The key thing is that the object reference is defined in terms of Python identifiers, not regexes, or even Unicode properties. If Python were to change what’s allowable in an identifier, the rules here would change, too. The full specification of what’s a valid identifier is in the language spec.

To ask a more practical question, though, do people actually name their Python functions using Indic diacritics? I live in an English-speaking country, so my understanding of Unicode is largely theoretical. As such, I’ve no real idea whether we’re debating an obscure edge case of the spec, or a problem that causes genuine issues to a significant number of developers.

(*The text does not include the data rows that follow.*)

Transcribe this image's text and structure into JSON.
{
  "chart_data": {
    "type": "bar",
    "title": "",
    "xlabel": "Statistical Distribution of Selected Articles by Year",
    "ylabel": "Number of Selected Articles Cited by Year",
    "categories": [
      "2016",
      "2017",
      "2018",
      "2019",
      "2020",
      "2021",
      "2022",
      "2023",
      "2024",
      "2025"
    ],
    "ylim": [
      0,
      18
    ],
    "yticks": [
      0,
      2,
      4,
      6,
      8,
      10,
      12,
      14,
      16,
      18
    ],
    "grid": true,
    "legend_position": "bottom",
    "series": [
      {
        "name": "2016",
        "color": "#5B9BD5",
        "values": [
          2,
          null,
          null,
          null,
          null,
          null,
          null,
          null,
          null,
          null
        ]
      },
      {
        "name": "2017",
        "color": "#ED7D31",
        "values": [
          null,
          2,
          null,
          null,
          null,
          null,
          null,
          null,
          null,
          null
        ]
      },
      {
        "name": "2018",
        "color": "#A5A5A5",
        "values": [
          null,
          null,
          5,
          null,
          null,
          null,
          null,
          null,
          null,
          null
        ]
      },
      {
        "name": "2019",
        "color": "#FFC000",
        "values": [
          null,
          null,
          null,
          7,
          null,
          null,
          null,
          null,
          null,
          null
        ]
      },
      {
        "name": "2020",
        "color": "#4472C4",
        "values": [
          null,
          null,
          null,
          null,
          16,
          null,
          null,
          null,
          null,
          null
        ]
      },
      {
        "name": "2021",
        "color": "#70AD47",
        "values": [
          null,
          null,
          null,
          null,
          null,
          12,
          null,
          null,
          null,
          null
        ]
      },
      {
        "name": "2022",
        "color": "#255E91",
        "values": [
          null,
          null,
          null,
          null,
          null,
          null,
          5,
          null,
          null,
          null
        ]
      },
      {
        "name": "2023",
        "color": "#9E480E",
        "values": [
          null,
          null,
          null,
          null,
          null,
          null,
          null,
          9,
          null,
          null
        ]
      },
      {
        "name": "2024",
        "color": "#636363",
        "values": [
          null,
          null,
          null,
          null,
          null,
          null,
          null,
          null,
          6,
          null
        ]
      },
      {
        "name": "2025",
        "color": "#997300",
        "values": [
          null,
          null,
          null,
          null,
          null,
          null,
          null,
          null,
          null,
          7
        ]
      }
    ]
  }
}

To me, the regex used in the existing libraries looks like a reasonable (albeit incomplete as we’ve now established) compromise. For practical purposes, it’s been fine for many years. I’m not against improving the spec compliance, but I’d want the discussion to be focused on “does this address actual user problems” rather than being simply about exact conformance to the spec.

MegaIng · April 9, 2025, 12:02am

(Semi relevant side note: I tried to understand why regex decided to add support for Mark to their definition of \w. Sadly, they linked to the wrong unicode annex, making me waste half an hour trying to figure out a document that wasn’t even relevant. What they actually meant instead of tr27 is tr18 which lists a definition of word character that is AFAICT incompatible with their definition of word and their definition of alphanumeric. But it is probably a decent compromise. If python’s re module decided to fully follow these recommendations it would probably resolve this issue)

julienmalardadam · April 9, 2025, 7:04am

Thanks for the confirmation on the standard; that helps a lot! Regarding the other packages, do you have a link to the part of the code with the regex in question? I wasn’t able to find the location in the source code.

julienmalardadam · April 9, 2025, 7:11am

Regarding usefullness of coding in non-English languages, PEP 3131 made the case when deciding to allow non-English identifiers (PEP 3131 – Supporting Non-ASCII Identifiers | peps.python.org). This article also makes a good point.

julienmalardadam · April 9, 2025, 7:12am

Practically speaking, this issue is preventing the lassi project (https://லஸ்ஸி.இந்தியா) from publishing a command-line tool (லஸ்ஸி · GitHub). Until these issues are resolved, it will be difficult to get large numbers of programmers coding in Indian (and other) languages, however (a bit of a chicken and egg problem).